Les nouvelles normes de sécurités en cas de déversement de pétrole seront appliquées tout le long du fleuve et pas seulement entre Québec et l'île d'Anticosti. Ottawa affirme avoir pris cette décision il y a deux mois, mais la Garde côtière reconnaît que l'information lui est parvenue seulement mercredi.

Un texte de Thomas Gerbet

La confusion autour de la nouvelle approche fédérale en cas de catastrophe a fait des vagues à la Chambre des communes. « Ce n'est pas clair », a dénoncé le porte-parole du NPD en matière de transport, Hoang Mai. Il estime que les communautés riveraines sont maintenues dans le flou avec deux ministères qui véhiculent des informations différentes.

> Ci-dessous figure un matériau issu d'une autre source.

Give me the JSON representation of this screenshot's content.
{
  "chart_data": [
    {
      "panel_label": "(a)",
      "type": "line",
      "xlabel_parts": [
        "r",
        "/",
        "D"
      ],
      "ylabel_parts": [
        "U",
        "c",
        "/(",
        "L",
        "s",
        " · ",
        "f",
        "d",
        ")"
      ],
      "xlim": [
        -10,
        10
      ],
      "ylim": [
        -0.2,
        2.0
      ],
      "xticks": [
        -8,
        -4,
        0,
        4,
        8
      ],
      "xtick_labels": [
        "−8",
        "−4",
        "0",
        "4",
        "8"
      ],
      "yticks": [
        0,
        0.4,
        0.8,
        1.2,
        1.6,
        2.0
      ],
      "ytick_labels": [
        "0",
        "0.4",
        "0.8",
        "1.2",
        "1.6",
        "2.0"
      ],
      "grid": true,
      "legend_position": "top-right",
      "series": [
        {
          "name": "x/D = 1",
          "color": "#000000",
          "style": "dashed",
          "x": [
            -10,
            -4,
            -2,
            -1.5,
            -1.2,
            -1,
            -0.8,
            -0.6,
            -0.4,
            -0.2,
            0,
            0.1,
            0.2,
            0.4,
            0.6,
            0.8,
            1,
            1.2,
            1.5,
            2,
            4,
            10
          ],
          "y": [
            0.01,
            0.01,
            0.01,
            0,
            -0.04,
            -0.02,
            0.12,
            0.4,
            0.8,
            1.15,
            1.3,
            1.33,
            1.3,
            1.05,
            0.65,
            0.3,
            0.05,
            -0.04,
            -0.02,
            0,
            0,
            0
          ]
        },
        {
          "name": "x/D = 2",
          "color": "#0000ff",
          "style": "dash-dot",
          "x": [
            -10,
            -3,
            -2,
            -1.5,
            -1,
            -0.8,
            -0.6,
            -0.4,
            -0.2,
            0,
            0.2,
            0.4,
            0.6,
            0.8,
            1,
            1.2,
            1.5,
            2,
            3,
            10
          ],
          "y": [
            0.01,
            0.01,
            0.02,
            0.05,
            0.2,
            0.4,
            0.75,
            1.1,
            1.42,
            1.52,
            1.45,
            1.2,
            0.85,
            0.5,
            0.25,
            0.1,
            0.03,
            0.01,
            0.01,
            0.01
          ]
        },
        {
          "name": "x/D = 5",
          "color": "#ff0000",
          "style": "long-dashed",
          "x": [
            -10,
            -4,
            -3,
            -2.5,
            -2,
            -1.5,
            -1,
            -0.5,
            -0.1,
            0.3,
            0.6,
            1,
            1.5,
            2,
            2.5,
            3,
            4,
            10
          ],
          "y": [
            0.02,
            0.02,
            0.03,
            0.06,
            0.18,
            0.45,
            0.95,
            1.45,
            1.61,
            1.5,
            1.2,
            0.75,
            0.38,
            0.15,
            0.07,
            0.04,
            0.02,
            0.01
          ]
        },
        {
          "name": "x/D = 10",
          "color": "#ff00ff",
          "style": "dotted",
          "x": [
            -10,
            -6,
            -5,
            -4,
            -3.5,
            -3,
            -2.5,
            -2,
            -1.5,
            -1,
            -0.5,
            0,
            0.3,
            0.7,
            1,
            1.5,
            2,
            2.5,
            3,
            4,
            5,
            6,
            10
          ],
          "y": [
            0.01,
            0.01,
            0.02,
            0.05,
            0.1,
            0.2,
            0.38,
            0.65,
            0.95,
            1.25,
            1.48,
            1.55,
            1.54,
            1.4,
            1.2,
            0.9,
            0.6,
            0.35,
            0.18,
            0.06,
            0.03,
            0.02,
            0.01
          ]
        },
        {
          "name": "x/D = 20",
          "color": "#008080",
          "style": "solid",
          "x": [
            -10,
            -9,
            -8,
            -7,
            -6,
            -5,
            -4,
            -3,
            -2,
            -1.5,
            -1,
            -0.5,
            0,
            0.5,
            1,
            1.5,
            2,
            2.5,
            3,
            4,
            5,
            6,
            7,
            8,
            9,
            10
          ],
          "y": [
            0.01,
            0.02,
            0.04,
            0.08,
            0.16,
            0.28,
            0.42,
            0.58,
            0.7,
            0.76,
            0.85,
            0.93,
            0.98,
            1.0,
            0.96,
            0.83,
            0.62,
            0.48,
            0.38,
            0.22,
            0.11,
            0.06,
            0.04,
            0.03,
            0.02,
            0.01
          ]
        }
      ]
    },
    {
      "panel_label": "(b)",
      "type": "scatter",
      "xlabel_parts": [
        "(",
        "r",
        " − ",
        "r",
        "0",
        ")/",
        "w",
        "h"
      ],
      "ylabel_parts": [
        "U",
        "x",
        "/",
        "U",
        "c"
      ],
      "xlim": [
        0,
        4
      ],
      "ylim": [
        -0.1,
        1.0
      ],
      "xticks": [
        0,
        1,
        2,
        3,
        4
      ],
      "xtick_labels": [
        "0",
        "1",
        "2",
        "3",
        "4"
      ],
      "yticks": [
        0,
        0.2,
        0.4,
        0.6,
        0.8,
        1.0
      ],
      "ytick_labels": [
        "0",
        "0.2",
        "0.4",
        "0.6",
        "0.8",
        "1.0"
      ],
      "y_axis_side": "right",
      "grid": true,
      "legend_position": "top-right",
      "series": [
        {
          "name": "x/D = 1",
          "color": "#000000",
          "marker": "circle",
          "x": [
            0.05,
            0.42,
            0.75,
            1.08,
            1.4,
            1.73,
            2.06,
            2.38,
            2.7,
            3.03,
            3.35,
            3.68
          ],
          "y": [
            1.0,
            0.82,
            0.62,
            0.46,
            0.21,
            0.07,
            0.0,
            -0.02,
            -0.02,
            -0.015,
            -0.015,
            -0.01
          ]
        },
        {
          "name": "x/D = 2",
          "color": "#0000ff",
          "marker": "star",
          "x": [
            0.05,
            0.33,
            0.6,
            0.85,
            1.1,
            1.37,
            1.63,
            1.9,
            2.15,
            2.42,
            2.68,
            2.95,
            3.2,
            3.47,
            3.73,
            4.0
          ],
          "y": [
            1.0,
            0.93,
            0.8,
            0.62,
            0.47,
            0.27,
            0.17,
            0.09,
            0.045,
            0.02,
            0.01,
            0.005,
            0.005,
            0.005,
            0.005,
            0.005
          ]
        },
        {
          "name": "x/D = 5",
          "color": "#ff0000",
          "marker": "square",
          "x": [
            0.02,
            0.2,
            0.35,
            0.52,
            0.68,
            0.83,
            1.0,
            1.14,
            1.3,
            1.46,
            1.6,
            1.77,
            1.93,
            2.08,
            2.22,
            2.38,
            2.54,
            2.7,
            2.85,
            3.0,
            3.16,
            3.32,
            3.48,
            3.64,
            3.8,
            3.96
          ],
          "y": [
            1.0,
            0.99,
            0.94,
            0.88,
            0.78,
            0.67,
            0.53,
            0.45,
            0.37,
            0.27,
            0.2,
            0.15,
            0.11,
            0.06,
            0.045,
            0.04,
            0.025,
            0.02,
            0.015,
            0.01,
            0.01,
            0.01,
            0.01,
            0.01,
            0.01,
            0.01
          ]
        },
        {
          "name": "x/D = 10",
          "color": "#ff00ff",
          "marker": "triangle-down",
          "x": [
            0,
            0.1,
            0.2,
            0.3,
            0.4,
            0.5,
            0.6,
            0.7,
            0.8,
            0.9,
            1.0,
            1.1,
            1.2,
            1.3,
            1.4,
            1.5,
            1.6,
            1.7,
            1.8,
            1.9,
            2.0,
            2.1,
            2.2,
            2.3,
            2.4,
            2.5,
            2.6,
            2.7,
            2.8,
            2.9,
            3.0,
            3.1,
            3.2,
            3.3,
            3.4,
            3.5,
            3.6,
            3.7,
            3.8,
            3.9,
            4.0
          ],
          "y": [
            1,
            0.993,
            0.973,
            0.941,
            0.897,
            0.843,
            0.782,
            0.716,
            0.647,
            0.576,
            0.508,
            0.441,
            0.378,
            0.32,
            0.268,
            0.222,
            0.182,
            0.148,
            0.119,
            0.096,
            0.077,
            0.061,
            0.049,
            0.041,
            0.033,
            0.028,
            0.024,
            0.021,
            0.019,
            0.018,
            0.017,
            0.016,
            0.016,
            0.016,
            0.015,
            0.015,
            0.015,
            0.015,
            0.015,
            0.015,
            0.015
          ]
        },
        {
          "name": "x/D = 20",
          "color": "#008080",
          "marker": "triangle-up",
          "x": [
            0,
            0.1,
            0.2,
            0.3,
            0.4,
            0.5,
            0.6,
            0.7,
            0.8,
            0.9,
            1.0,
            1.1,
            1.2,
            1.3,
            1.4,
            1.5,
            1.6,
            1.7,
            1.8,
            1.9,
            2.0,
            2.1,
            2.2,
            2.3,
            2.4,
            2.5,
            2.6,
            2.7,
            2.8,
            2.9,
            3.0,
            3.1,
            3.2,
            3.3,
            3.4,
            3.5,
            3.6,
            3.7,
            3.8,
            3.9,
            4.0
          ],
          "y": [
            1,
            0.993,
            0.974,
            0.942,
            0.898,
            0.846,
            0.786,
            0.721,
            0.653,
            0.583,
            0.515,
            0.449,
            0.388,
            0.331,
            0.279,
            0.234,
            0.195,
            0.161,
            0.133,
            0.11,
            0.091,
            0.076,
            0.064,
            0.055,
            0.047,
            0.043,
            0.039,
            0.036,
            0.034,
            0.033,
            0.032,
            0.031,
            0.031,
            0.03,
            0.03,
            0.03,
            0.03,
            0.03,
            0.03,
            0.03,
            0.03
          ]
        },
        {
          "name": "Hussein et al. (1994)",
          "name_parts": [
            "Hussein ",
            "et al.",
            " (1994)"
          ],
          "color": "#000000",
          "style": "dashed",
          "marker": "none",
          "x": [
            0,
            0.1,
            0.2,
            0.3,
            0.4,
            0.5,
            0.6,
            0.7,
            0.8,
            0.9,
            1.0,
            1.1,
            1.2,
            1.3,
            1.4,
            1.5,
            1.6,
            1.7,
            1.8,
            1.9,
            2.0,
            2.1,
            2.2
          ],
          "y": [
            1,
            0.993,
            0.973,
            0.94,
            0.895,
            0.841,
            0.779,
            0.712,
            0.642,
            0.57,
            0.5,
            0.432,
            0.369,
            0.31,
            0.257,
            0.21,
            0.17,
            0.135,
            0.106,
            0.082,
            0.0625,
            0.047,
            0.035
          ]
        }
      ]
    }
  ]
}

La ministre des Transports Lisa Raitt a répondu qu'après des consultations avec les acteurs concernés le long du Saint-Laurent, elle a étendu la zone de couverture de risque jusqu'à Montréal. « Si le député avait lu le budget [du 21 avril], il le saurait », a-t-elle lancé.

Mais, le document du budget ne mentionne pas que le renforcement de la sécurité s'étendra jusqu'à Montréal. Des documents fédéraux présentés dans les derniers jours véhiculaient même le contraire.

D'ailleurs, en entrevue à Radio-Canada, le directeur principal des Stratégies de classe mondiale à la Garde côtière, Daniel Breton, confirme avoir reçu l'information seulement mercredi.

Avec sa nouvelle approche de sécurité, qui s'ajoute au système déjà en place, le fédéral s'engage à réduire le temps de réaction imposé aux pétrolières en cas de catastrophe. Il est pour le moment de 72 heures pour 10 000 tonnes d'hydrocarbure déversées. On ignore quel est le nouvel objectif sur le Saint-Laurent.